Atlantic Yards plan for luxury gym raises questions
An elected official is crying foul about a plan to build a 100,000-square-foot fitness center and field house at Atlantic Yards/Pacific Park.
State Assemblymember Jo Anne Simon told the Brooklyn Eagle that Empire State Development, which oversees the mammoth property, should do an environmental review of the proposed sports facility to gauge its impact on the neighborhood.
At an Atlantic Yards Quality of Life meeting Simon attended on Tuesday, an ESD rep said changing Atlantic Yards/Pacific Park’s site plan to allow for the gym’s construction in the basements of two as yet unbuilt towers would constitute a “minor modification,” and therefore it would not require a review.

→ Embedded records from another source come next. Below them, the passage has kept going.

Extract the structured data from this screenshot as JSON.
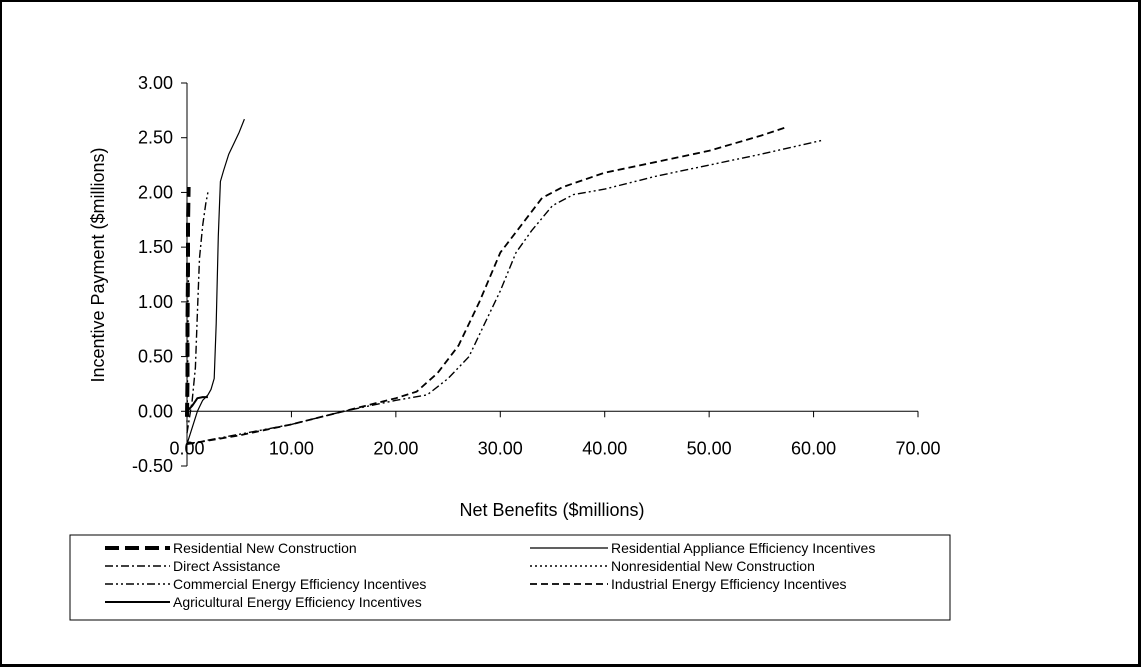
{
  "chart_data": {
    "type": "line",
    "title": "",
    "xlabel": "Net Benefits ($millions)",
    "ylabel": "Incentive Payment ($millions)",
    "xlim": [
      0,
      70
    ],
    "ylim": [
      -0.5,
      3.0
    ],
    "x_ticks": [
      "0.00",
      "10.00",
      "20.00",
      "30.00",
      "40.00",
      "50.00",
      "60.00",
      "70.00"
    ],
    "y_ticks": [
      "-0.50",
      "0.00",
      "0.50",
      "1.00",
      "1.50",
      "2.00",
      "2.50",
      "3.00"
    ],
    "grid": false,
    "legend_position": "bottom",
    "series": [
      {
        "name": "Residential New Construction",
        "style": "long-dash-bold",
        "points": [
          [
            0.0,
            -0.05
          ],
          [
            0.05,
            0.3
          ],
          [
            0.05,
            0.8
          ],
          [
            0.1,
            1.3
          ],
          [
            0.1,
            1.7
          ],
          [
            0.15,
            2.05
          ]
        ]
      },
      {
        "name": "Residential Appliance Efficiency Incentives",
        "style": "solid-thin",
        "points": [
          [
            0.0,
            -0.3
          ],
          [
            0.5,
            -0.15
          ],
          [
            1.0,
            0.0
          ],
          [
            1.5,
            0.1
          ],
          [
            2.0,
            0.15
          ],
          [
            2.3,
            0.2
          ],
          [
            2.6,
            0.3
          ],
          [
            2.8,
            0.8
          ],
          [
            3.0,
            1.6
          ],
          [
            3.2,
            2.1
          ],
          [
            3.5,
            2.2
          ],
          [
            4.0,
            2.35
          ],
          [
            4.5,
            2.45
          ],
          [
            5.0,
            2.55
          ],
          [
            5.5,
            2.67
          ]
        ]
      },
      {
        "name": "Direct Assistance",
        "style": "dash-dot",
        "points": [
          [
            0.0,
            -0.2
          ],
          [
            0.5,
            0.1
          ],
          [
            0.8,
            0.4
          ],
          [
            1.0,
            0.9
          ],
          [
            1.2,
            1.4
          ],
          [
            1.5,
            1.7
          ],
          [
            1.8,
            1.9
          ],
          [
            2.0,
            2.0
          ]
        ]
      },
      {
        "name": "Nonresidential New Construction",
        "style": "dotted",
        "points": [
          [
            0.0,
            -0.1
          ],
          [
            0.05,
            0.3
          ],
          [
            0.1,
            0.7
          ],
          [
            0.1,
            1.0
          ],
          [
            0.15,
            1.3
          ]
        ]
      },
      {
        "name": "Commercial Energy Efficiency Incentives",
        "style": "dash-dot-dot",
        "points": [
          [
            0.0,
            -0.3
          ],
          [
            5.0,
            -0.21
          ],
          [
            10.0,
            -0.12
          ],
          [
            15.0,
            0.0
          ],
          [
            20.0,
            0.1
          ],
          [
            23.0,
            0.15
          ],
          [
            25.0,
            0.3
          ],
          [
            27.0,
            0.5
          ],
          [
            28.5,
            0.8
          ],
          [
            30.0,
            1.1
          ],
          [
            31.5,
            1.45
          ],
          [
            33.0,
            1.65
          ],
          [
            35.0,
            1.88
          ],
          [
            37.0,
            1.98
          ],
          [
            40.0,
            2.03
          ],
          [
            45.0,
            2.15
          ],
          [
            50.0,
            2.25
          ],
          [
            55.0,
            2.35
          ],
          [
            61.0,
            2.48
          ]
        ]
      },
      {
        "name": "Industrial Energy Efficiency Incentives",
        "style": "dash",
        "points": [
          [
            0.0,
            -0.3
          ],
          [
            5.0,
            -0.22
          ],
          [
            10.0,
            -0.12
          ],
          [
            15.0,
            0.0
          ],
          [
            20.0,
            0.12
          ],
          [
            22.0,
            0.18
          ],
          [
            24.0,
            0.35
          ],
          [
            26.0,
            0.6
          ],
          [
            28.0,
            1.0
          ],
          [
            30.0,
            1.45
          ],
          [
            32.0,
            1.7
          ],
          [
            34.0,
            1.95
          ],
          [
            36.0,
            2.05
          ],
          [
            40.0,
            2.18
          ],
          [
            45.0,
            2.28
          ],
          [
            50.0,
            2.38
          ],
          [
            55.0,
            2.52
          ],
          [
            57.5,
            2.6
          ]
        ]
      },
      {
        "name": "Agricultural Energy Efficiency Incentives",
        "style": "solid-medium",
        "points": [
          [
            0.0,
            0.0
          ],
          [
            0.5,
            0.05
          ],
          [
            1.0,
            0.12
          ],
          [
            1.5,
            0.13
          ],
          [
            2.0,
            0.13
          ]
        ]
      }
    ]
  }
}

“We understand it’s likely to be a Chelsea Piers or an Equinox. We don’t know who the provider is. Nobody’s telling anybody,” Simon said in an interview.
She expects the facility will draw lots of people who don’t live in Atlantic Yards/Pacific Park.
There will be “people arriving. People leaving. People taking bikes there. People driving there. People pulling over. And people getting out of cars. People getting into cars. Whatever. That needs to be assessed,” she said.
“So we’ve been told that the consultant has looked at these things and said it doesn’t need an environmental assessment. But we haven’t been told what the assessment was. All we were told is that they want to do this and it’s below ground — as if being below ground means it has no impact,” she added. “I think that most of us don’t object per se to a sports facility. We just want to know what are those impacts. And I don’t want to be told there’s no impact when I’m not stupid.”
‘A sense of shock’
Another point of controversy concerning the proposed fitness center is an Atlantic Yards Community Development Corp. vote that’s been scheduled for July 22 — just six days after the first announcement of the construction plan.
“I’m hearing from people a sense of shock at how fast this is moving,” Community Board 2 District Manager Robert Perris told the Eagle.
Perris noted the 100,000-square-foot gym project was initially presented to the public during the summer, while community boards are on recess.
“The accusation is often made about controversial land-use items that they either come during the summer, or at Thanksgiving and Christmas,” he said.
As of Tuesday night, Atlantic Yards Community Development Corp. board members hadn’t been given packages of materials about the fitness center — or the seven other issues they’ll also be called to vote upon, CB2 member Dwight Smith told the Eagle.
There’s a concern that the board won’t have enough time to prep for the vote and will wind up “rubber-stamping” the measures they’re supposed to pass judgment on, Smith said.
A ‘hamstrung’ board
On past occasions, too, “this independent board has been hamstrung in its oversight ability by the way the materials were delivered at the last minute,” he said.
Norman Oder’s watchdog blog Atlantic Yards Report was the first media outlet with the news about the proposed 100,000-square foot fitness center and field house and the July 22 vote.
The athletic facility would be located at Atlantic Yards/Pacific Park’s sites B12 and B13 on Dean Street, Oder’s report said. TF Cornerstone is the developer of these sites.
Jack Sterne, Empire State Development’s downstate press secretary, told the Eagle in a statement, “We are not expanding the size of this project.
“This modification will clarify a section of the [Atlantic Yards/Pacific Park] General Project Plan to allow the developer to create a field house and fitness center in the basement of two buildings, providing an amenity for residents and the community at large,” Sterne said.
Annual membership rates for Chelsea Piers and Equinox, the two gyms most likely to become the new tenant, are $2,100 and $2,640, respectively.
As the General Project Plan now stands, it neither allows nor forbids below-grade retail. It does allow retail space to be created on buildings’ first floors.
Sterne said ESD “look[s] forward to continuing this dialogue with members of the community and elected officials.”
Sterne did not answer a question from the Eagle about the fitness center vote being scheduled just six days after the plan to build it was first made public.
‘How can we work together?’
Simon wonders if TF Cornerstone wants to build the fitness center to generate cash for the development of sites B12 and B13.
The community wouldn’t object to this reason for constructing the sports facility if ESD were forthcoming about it, she said.
“If you would be honest and tell me what it is your problem is, like we need to have revenue here because this new developer can’t build this building without additional revenue. Okay, tell me that. I can understand that,” she said. “I have to assume that’s what’s going on.
“Okay, so then how can we work together to resolve that issue? Maybe I have a good idea about how to do it in a way that works for you and the community.”
A spokesperson for TF Cornerstone did not respond to a request for comment.
A portion of the Atlantic Yards/Pacific Park site falls within Simon’s Assembly District. Part of the development is in Assemblymember Walter Mosley’s district. State Sen. Velmanette Montgomery is involved as well.
Simon said she won’t take any action about the fitness center construction and the other items that will be up for a vote on July 22 without conferring with Mosley and Montgomery.
She said she will reach out to the two fellow elected officials and they will figure out their next steps.